Wat zou je graag een bandiet zijn. De hele stad vol met posters met jouw signalement erop. Die herhaling in het straatbeeld. En dat je dan op straat loopt en niet herkend wordt, terwijl je naam overal geschreven staat: GEZOCHT: BRUNO SULTANA. Nog mooier zou het zijn als die aankondigingen eruit zouden zien als prijswinnende affiches van een dansvoorstelling of een expositie. En dat iemand dan zo’n affiche zou jatten om hem thuis aan de muur te hangen. Je wil gestolen worden Bruno Sultana. Daarom heb je me vandaag niet de sleutel van je huis gegeven, maar van je hoofd.
Zoals Beuys sprak met de haas, zit jij soms op het balkon met het masker van een giraffe over je hoofd. In deze vermomming ga je het gesprek aan met de versteende eend van de buurvrouw. Als de buurvrouw onverwachts naar buiten komt doe je net of je de krant leest aan de binnenkant van het masker. Waar jullie over spreken moet geheim blijven, maar laatst zei de eend iets waar je nog lang over na hebt gedacht: ‘Do plans live forever?’. Je hebt het op een van de ramen van je woning geschreven. Zo’n eend van steen heeft mooi praten over de eeuwigheid.
Nu je uit je paleis bent verjaagd en geen hofnar meer hebt die je een spiegel voorhoudt waarin de wereld op zijn kop staat, ben je zelf af en toe de nar. Ik houd van narren. Ik kom uit de stad waar carnaval een instituut is, de stad waar je broer Sandro Sultana (niet te verwarren met Carlos Santana) is opgeleid. In die stad leefde een schoenverkoper die zong: ’Bij ons staat op de keukendeur het is niet altijd rozengeur en mijn vader schreef op het behang lekker is maar ene vinger lang. En op de deur van het buffet, daar heeft mijn moeder op gezet: Wat er bij ons ook gebeuren zal, we vieren altijd carnaval.’
Gekken en dwazen schrijven hun namen op muren en glazen. Vergeef me de uitdrukking. Ik vond hem in het boek met Nederlandse spreekwoorden, spreuken en zegswijzen uit jouw collectie (vlakbij het boek Writing on the wall). A white wall is a fools paper staat er in hetzelfde boek. ’``Wie schrijft die blijft’, roept de eend nu vanaf het balkon.
Jij schrijft overal iets op als je de kans krijgt. Op bierviltjes, schoteltjes, servetjes, mokken, lege flessen, op schelpen, op muren en op ramen. Wie heeft ooit bedacht dat we tussen muren moeten leven? Is de architect ooit aangeklaagd? Als je weer van een van je verre reizen terugkomt, komen de muren op je af. Gevangenen proberen de muren van hun cel te bezweren door ze te bekladden.
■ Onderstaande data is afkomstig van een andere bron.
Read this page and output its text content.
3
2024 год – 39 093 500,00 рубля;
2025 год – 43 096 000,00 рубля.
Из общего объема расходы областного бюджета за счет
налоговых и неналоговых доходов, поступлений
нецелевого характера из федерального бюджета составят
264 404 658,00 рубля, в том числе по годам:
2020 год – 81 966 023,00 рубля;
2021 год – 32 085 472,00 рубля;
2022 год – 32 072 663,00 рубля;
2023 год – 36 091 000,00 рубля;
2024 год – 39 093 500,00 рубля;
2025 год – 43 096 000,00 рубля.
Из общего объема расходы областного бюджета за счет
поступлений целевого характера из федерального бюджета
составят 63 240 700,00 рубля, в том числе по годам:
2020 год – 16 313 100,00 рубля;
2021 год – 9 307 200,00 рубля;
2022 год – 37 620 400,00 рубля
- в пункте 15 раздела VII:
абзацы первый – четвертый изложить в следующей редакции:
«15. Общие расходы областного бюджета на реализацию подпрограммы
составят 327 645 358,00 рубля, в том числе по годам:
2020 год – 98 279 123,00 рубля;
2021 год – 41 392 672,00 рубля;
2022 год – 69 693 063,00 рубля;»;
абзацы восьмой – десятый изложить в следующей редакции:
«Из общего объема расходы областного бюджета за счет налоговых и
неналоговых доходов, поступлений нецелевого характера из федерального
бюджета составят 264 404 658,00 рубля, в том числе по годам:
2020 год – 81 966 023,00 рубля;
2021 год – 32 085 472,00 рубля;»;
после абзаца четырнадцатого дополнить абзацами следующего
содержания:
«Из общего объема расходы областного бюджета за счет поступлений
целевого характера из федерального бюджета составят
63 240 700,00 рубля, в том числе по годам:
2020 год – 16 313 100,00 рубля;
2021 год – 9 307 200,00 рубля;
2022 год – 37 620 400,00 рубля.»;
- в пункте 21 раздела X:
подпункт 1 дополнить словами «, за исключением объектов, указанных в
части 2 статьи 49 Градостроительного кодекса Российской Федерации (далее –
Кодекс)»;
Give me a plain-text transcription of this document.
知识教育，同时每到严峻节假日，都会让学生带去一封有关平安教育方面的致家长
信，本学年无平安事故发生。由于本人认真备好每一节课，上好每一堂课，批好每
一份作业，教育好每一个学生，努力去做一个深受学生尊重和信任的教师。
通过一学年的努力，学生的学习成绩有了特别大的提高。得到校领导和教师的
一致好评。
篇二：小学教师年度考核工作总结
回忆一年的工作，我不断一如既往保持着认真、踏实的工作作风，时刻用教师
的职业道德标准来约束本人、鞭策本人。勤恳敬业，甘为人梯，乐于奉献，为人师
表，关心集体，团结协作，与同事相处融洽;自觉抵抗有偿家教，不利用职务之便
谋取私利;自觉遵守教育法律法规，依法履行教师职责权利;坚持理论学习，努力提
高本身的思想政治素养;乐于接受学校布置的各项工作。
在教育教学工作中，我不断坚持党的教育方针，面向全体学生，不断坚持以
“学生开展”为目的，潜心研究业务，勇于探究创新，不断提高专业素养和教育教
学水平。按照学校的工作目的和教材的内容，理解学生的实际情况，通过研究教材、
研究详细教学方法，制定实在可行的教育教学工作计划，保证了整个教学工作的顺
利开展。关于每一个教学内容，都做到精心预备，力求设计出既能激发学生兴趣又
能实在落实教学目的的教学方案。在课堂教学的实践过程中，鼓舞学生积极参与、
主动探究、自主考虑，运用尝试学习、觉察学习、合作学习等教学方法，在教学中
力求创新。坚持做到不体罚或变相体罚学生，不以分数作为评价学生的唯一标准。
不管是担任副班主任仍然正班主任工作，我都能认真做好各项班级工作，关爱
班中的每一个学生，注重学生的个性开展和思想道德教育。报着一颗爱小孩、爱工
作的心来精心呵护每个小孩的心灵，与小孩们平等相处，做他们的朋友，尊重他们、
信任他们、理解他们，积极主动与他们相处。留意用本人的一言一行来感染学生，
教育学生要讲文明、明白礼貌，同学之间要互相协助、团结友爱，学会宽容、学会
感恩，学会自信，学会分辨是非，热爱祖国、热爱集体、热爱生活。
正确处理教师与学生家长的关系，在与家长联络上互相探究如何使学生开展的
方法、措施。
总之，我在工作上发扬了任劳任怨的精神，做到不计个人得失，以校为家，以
Een muur is geen muur meer als je erop schrijft. Taal maakt steen poreus. De lange muur in je woonkamer ontken je door hem te gebruiken als dagboekbladzijde.
7.00 shower & dress
7.20 leave
Zo heb je een manier gevonden om hier te leven. Een levensles die ik ter harte neem; je bent en blijft een leraar. Jouw oneigenlijk gebruik van het appartement scheelt mij een hoop werk. Als je zo naar je huis kunt kijken bespaar je geld voor een Extreme Makeover. Als eerbetoon schrijf ik mijn verhaal op het laatste nog onbeschreven stukje muur in je appartement.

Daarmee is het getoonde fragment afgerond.